À toucher, l'Académie écrit : Ils se sont touchés dans la main ; mais, à main, elle écrit : ils se sont touché dans la main. La véritable orthographe est la dernière. Quand il s'agit d'un accord, d'un acquiescement, on ne touche pas quelqu'un dans la main ; on touche à quelqu'un dans la main. Ils se sont touchés dans la main a un autre sens : toucher quelqu'un dans la main, c'est lui faire un attouchement dans la main.

HISTORIQUE

XIe s. Deus le guarit [guarantit] qu'el cors [l'épieu] ne l'ad tuchet, Ch. de Rol. CI.

XIIe s. Pharao li reis de Egypte vint à ost à Gazer, si la prist, tuchad le feu, si l'arst e ocist les Chananeus, Rois, 269. Je vuel que tu le me plevisses… Et que tu ne me tocheras, Ne vers moi ne t'approcheras, Tant que tu me verras monté, la Charrette, 827. E od [avec] ses ordes mains prist les sainz vesseaux e les tochoit ordement, Machab. II, 5. Sire, enclin tes ciels e descent ; toche les monz, e il fumerunt, Liber. psalm. p. 222. Ne voilez [veuillez] tucher les miens crist, e es miens prophetes ne voilez maligner, ib. p. 155.

XIIIe s. Un lonc cor qu'il avoit lié à son col, a mis à sa bouche, Si fort et si très bien le touche, Et commence à corner si haut, Que retentir en fait le gaut [bois], Ren. 16190. Renart remaint, Tybert s'en touche [s'en échappe], Si li escrie à plaine bouche : Renart, Renart, vos remanez, Et je m'en vais touz delivrez, ib. 2061. Moult grant douçor au cuer me touche, la Rose, 1015. Et des biens qui poent venir au bailli d'avoir les connissances dessus dites, toucerons nous briement, Beaumanoir, I, 9. Soit par reson d'eritage, soit de muebles, soit de querele qui touce à la persone, Beaumanoir, II, 1. Quant ceulx à cheval virent que en les bleçoit par devers nous, ceulz à cheval toucherent à la fuie [fuite], Joinville, 233. Et n'osoient les hommes toucher aux femmes en nulle maniere, pour la loy que leur premier roy leur avoit donnée, Joinville, 264. Entrues [cependant] li pape s'acouca [se mit au lit] D'un mal qui al cuer [cœur] li toca, Ph. Mouskes, mss. p. 61, dans LACURNE. Et fu si saine [une femme guérie] que il sembloit que ele ne touchast à terre, Miracles St Loys, p. 164.
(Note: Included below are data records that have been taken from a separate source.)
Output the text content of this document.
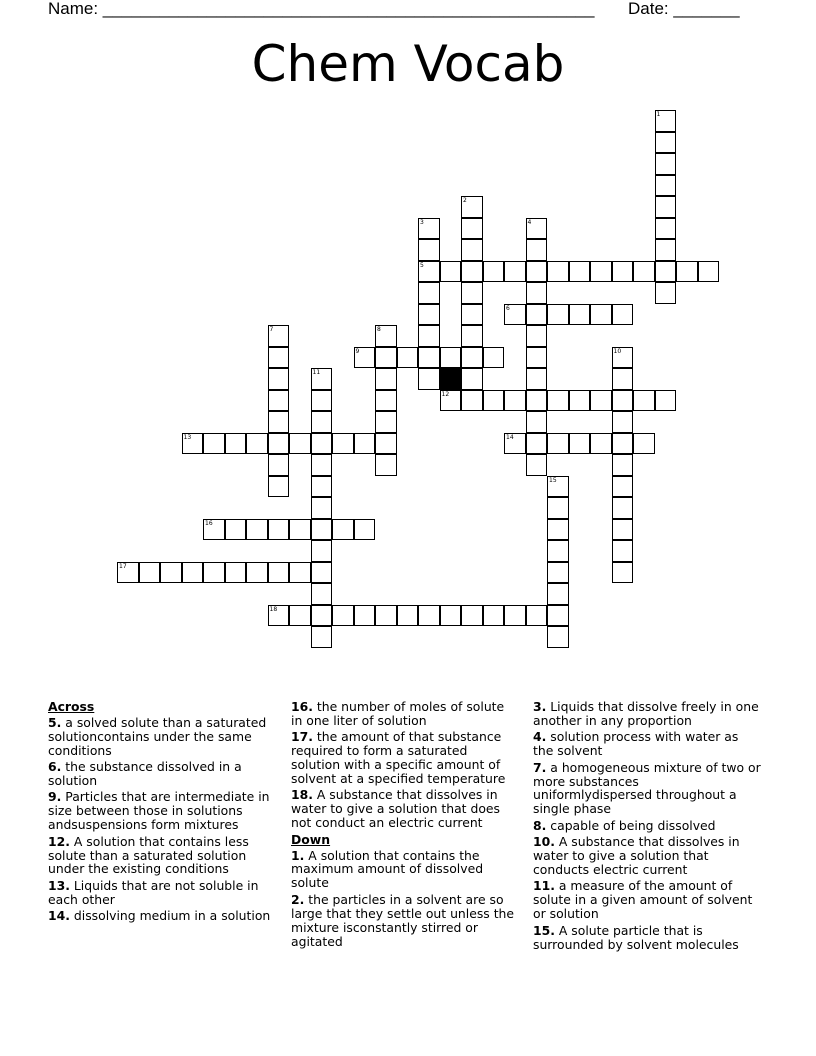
Name: ____________________________________________________ Date: _______
Chem Vocab
1
2
3
5
4
6
7	8
9	10
11
12
13	14
15
16
17
18
Across
5. a solved solute than a saturated solutioncontains under the same conditions
6. the substance dissolved in a solution
9. Particles that are intermediate in size between those in solutions andsuspensions form mixtures
12. A solution that contains less solute than a saturated solution under the existing conditions
13. Liquids that are not soluble in each other
14. dissolving medium in a solution
16. the number of moles of solute in one liter of solution
17. the amount of that substance required to form a saturated solution with a specific amount of solvent at a specified temperature
18. A substance that dissolves in water to give a solution that does not conduct an electric current
Down
1. A solution that contains the maximum amount of dissolved solute
2. the particles in a solvent are so large that they settle out unless the mixture isconstantly stirred or agitated
3. Liquids that dissolve freely in one another in any proportion
4. solution process with water as the solvent
7. a homogeneous mixture of two or more substances uniformlydispersed throughout a single phase
8. capable of being dissolved
10. A substance that dissolves in water to give a solution that conducts electric current
11. a measure of the amount of solute in a given amount of solvent or solution
15. A solute particle that is surrounded by solvent molecules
XIVe s. Se croire me voliés, par le mien serement, Puis qu'il n'en touche à vous, n'en parleriés noient, Baud. de Seb. VIII, 870. [L'Amour] Si li pierce le cuer [cœur] dou ventre D'une sajette… Et puis le touce de la flamme Dont son cœur esprent et enflamme Pour l'amour à une pucielle, Jean de Condé, p. 106.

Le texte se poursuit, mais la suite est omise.